B) No âmbito da execução mencionada em A., o reclamante apresentou em 22.07.2011, um pedido de dispensa de garantia, ao abrigo do artº. 170.° do CPPT e do artº. 52.°, n.° 4 da LGT;

C) No requerimento mencionado em B., o ora reclamante invocou a falta de meios económicos para a prestação da garantia que lhe foi exigida, protestando juntar todos os elementos que a Administração Fiscal entendesse pertinentes;

D) O Exmo. Sr. Chefe do Serviço de Finanças de Tondela, em relação ao requerimento mencionado em B., proferiu despacho em 05 de agosto de 2011, do qual consta o seguinte:
“…indefiro, com os fundamentos, por um lado, da falta de produção de prova da insuficiência dos bens penhoráveis, e, por outro, da falta de produção de prova da irresponsabilidade do executado pela situação de insuficiência/inexistência de bens … .o pedido de dispensa de prestação de garantia ...;
Por último, importa referir, quanto à participação, prévia à decisão, o seguinte:

Nesta conformidade entendo dispensar quanto ao presente pedido, a audição, prévia à decisão, do ora executado, pelo que o indeferimento que, acima, decidi, produzirá efeitos imediatos”;

E) O despacho mencionado em D. foi notificado ao reclamante por oficio de 25-08-2011, com o seguinte teor:
“Fica notificado, do teor do despacho proferido pelo Chefe do Serviço de Finanças em 2011-08-05, do qual se envia cópia, ao pedido entrado nestes serviços em 2011-07-22, no qual solicitava dispensa de prestação de garantia, referente ao processo de execução fiscal acima identificada e ao executado A……….
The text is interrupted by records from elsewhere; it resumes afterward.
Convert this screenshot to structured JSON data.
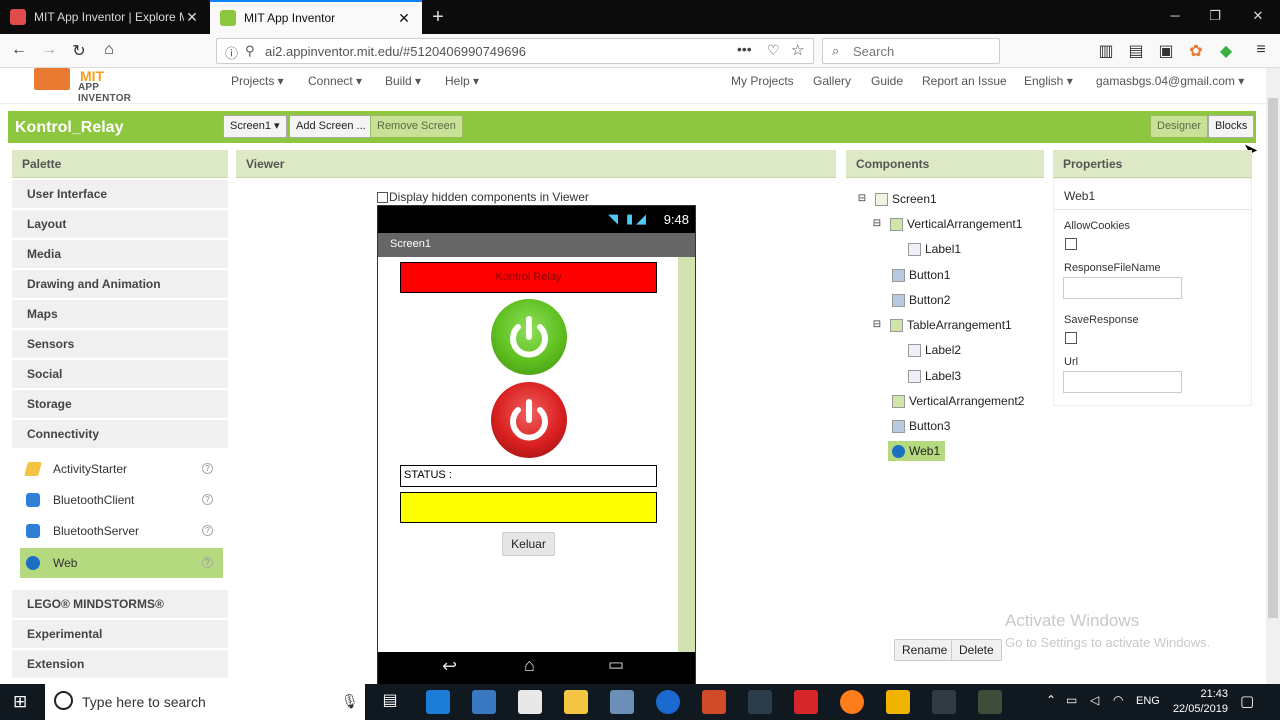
{
  "browser": {
    "tabs": [
      {
        "title": "MIT App Inventor | Explore MIT",
        "active": false
      },
      {
        "title": "MIT App Inventor",
        "active": true
      }
    ],
    "url": "ai2.appinventor.mit.edu/#5120406990749696",
    "search_placeholder": "Search"
  },
  "header": {
    "logo_top": "MIT",
    "logo_sub": "APP INVENTOR",
    "menu_left": [
      "Projects ▾",
      "Connect ▾",
      "Build ▾",
      "Help ▾"
    ],
    "menu_right": [
      "My Projects",
      "Gallery",
      "Guide",
      "Report an Issue",
      "English ▾",
      "gamasbgs.04@gmail.com ▾"
    ]
  },
  "project": {
    "name": "Kontrol_Relay",
    "screen_select": "Screen1 ▾",
    "add_screen": "Add Screen ...",
    "remove_screen": "Remove Screen",
    "designer": "Designer",
    "blocks": "Blocks"
  },
  "palette": {
    "title": "Palette",
    "categories_top": [
      "User Interface",
      "Layout",
      "Media",
      "Drawing and Animation",
      "Maps",
      "Sensors",
      "Social",
      "Storage",
      "Connectivity"
    ],
    "connectivity_items": [
      "ActivityStarter",
      "BluetoothClient",
      "BluetoothServer",
      "Web"
    ],
    "categories_bottom": [
      "LEGO® MINDSTORMS®",
      "Experimental",
      "Extension"
    ],
    "help_glyph": "?"
  },
  "viewer": {
    "title": "Viewer",
    "hidden_label": "Display hidden components in Viewer",
    "time": "9:48",
    "screen_title": "Screen1",
    "label1_text": "Kontrol Relay",
    "status_text": "STATUS :",
    "exit_button": "Keluar"
  },
  "components": {
    "title": "Components",
    "tree": [
      "Screen1",
      "VerticalArrangement1",
      "Label1",
      "Button1",
      "Button2",
      "TableArrangement1",
      "Label2",
      "Label3",
      "VerticalArrangement2",
      "Button3",
      "Web1"
    ],
    "rename": "Rename",
    "delete": "Delete"
  },
  "properties": {
    "title": "Properties",
    "component": "Web1",
    "allow_cookies": "AllowCookies",
    "response_file_name": "ResponseFileName",
    "save_response": "SaveResponse",
    "url": "Url"
  },
  "watermark": {
    "line1": "Activate Windows",
    "line2": "Go to Settings to activate Windows."
  },
  "taskbar": {
    "search_placeholder": "Type here to search",
    "lang": "ENG",
    "time": "21:43",
    "date": "22/05/2019"
  },
  "colors": {
    "app_green": "#8dc63f",
    "panel_head": "#dce9c4",
    "selected_green": "#b5d97e",
    "power_green": "#5fbf1f",
    "power_red": "#d9201f"
  }
}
Com os melhores cumprimentos”.

F) É contra a decisão do órgão de execução fiscal descrita em D., que o reclamante vem deduzir a presente reclamação, nos termos e para os efeitos do artigo 276.0 do CPPT.

5. A questão a conhecer no presente recurso é a de saber se, formulado pelo executado um pedido de dispensa de garantia, o órgão da execução fiscal, antes do indeferimento, deverá notificá-lo do projeto de indeferimento ao abrigo do disposto no artº 60º da LGT.
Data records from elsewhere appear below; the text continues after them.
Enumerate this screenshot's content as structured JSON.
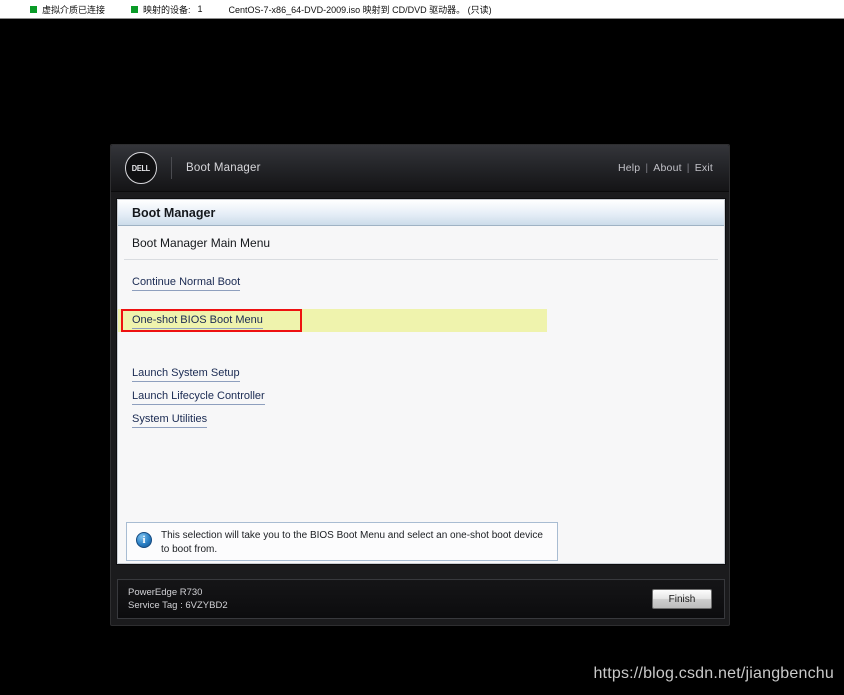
{
  "virtual_media_bar": {
    "status_label": "虚拟介质已连接",
    "mapped_devices_label": "映射的设备:",
    "mapped_devices_count": "1",
    "iso_description": "CentOS-7-x86_64-DVD-2009.iso 映射到 CD/DVD 驱动器。 (只读)",
    "indicator_color": "#0a9b28"
  },
  "boot_manager": {
    "header": {
      "logo_text": "DELL",
      "title": "Boot Manager",
      "links": [
        {
          "label": "Help"
        },
        {
          "label": "About"
        },
        {
          "label": "Exit"
        }
      ],
      "separator": "|"
    },
    "panel": {
      "title": "Boot Manager",
      "subtitle": "Boot Manager Main Menu",
      "menu_items": [
        {
          "label": "Continue Normal Boot",
          "highlighted": false
        },
        {
          "label": "One-shot BIOS Boot Menu",
          "highlighted": true
        },
        {
          "label": "Launch System Setup",
          "highlighted": false
        },
        {
          "label": "Launch Lifecycle Controller",
          "highlighted": false
        },
        {
          "label": "System Utilities",
          "highlighted": false
        }
      ],
      "highlight_color": "#eff3ad",
      "annotation_color": "#ee1111",
      "link_color": "#1a2a52"
    },
    "info": {
      "icon": "info-icon",
      "message": "This selection will take you to the BIOS Boot Menu and select an one-shot boot device to boot from."
    },
    "footer": {
      "model": "PowerEdge R730",
      "service_tag": "Service Tag : 6VZYBD2",
      "finish_label": "Finish"
    }
  },
  "watermark": {
    "url": "https://blog.csdn.net/jiangbenchu"
  }
}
A decisão recorrida entendeu que a audição prévia do recorrido era obrigatória, antes de proferido o despacho de indeferimento do pedido de dispensa de garantia, uma vez que estamos perante um ato administrativo e não um ato de trâmite, havendo, por isso, lugar ao cumprimento do disposto nos artºs 100º do CPA e 60º da LGT.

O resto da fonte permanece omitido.